RFR: 8329203: Parallel: Investigate Mark-Compact for Full GC to decrease memory usage [v2]

Wed May 8 12:09:54 UTC 2024

On Mon, 6 May 2024 18:11:06 GMT, Albert Mingkun Yang <ayang at openjdk.org> wrote:

>> Refactor Parallel full-gc to use the same algorithm (mark-compact) as Serial and G1 full-GC. This removes the obj-end bitmap. When GC threads are few, the old implementation can be more efficient because it requires fewer heap iterations. The new full-GC implementation, on the other hand, is more scalable because it introduces more phases (`forward_to_new_addr` and `adjust_pointers`) that can partition work effectively.
>> 
>> The diff is rather large, so reading the new code directly from `invoke_no_policy` is probably easier.
>> 
>> Test: tier1-6; some improvement in Dacapo-h2, CacheStresser, but no difference in specjbb2015, specjvm2008.
>
> Albert Mingkun Yang has updated the pull request with a new target base due to a merge or a rebase. The incremental webrev excludes the unrelated changes brought in by the merge/rebase. The pull request contains three additional commits since the last revision:
> 
>  - review
>  - Merge branch 'master' into pgc-full-gc
>  - pgc-full-gc

During forward_to_new_addr(), we give each worker a contiguous set of regions to work on.

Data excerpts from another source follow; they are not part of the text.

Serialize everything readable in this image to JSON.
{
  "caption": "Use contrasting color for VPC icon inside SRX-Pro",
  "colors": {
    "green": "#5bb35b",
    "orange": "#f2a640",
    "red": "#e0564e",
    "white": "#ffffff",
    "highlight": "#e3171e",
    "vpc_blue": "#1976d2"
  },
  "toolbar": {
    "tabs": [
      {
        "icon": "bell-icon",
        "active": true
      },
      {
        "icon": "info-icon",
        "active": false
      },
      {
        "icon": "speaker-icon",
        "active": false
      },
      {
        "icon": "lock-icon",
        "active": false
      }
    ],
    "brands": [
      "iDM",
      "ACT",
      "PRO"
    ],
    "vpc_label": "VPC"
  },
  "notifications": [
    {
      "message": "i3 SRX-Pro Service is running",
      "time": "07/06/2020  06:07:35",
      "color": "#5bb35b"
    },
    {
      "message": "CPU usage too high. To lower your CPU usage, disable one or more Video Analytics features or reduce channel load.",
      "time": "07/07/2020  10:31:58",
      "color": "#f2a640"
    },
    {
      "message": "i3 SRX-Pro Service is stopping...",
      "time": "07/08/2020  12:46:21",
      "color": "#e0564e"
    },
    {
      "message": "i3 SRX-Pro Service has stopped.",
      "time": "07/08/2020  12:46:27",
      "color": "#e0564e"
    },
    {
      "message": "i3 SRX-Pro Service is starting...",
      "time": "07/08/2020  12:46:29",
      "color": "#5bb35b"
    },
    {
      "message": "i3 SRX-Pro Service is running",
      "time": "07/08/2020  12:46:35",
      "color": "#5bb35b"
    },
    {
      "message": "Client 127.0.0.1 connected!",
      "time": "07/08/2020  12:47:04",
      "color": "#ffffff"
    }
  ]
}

> Ok then. I tried to fit Lilliput's SlidingForwarding and works fine. I also tried to fit Lilliput2's Compact Identity Hashcode and this does not yet quite work. The problem is that we collect liveness data per region _during marking_, and use that as a basis to calculate the destination address of a region. However, with compact i-hash, the size of a copied object might be one word larger, which means that this calculation would be off. In essence, we don't know during marking, which size an object may have when copied. We only know that once we calculate the forwarding addresses, and it depends on the hash-bits and whether or not an object actually moves or not. Can you think of a way to not rely on marking liveness info for calculating the destination address for each region? Check out if you like: https://github.com/rkennke/lilliput/tree/lilliput-2-prototype

I guess a naive way to do that would be to use a global bump-ptr during forwarding phase, that each worker bumps up atomically, instead of relying on the pre-summarized structure.
This would quickly become a scalability bottleneck, of course. So, instead of doing that, workers could claim region-sized chunks (or larger, when larger objects need to be forwarded) atomically, and bump up inside those regions thread-locally. The worker would also have to record (in the region-data) the new-top for the region. That waste-gap has to be filled later, during or after compaction. When a worker claims a larger-than-region chunk, then the next claimed (smaller-than-region) chunk would be smaller, so that its end aligns with region-boundary - this makes keeping track of the gaps easier.

I think using this approach, we could eliminate a whole lot of other stuff, the summarization and keeping track of liveness during marking might all no longer be needed. It might also be more efficient because of this. OTOH, this leads to some waste at end of regions, which could probably be minimized using a serial phase similar to what G1 does.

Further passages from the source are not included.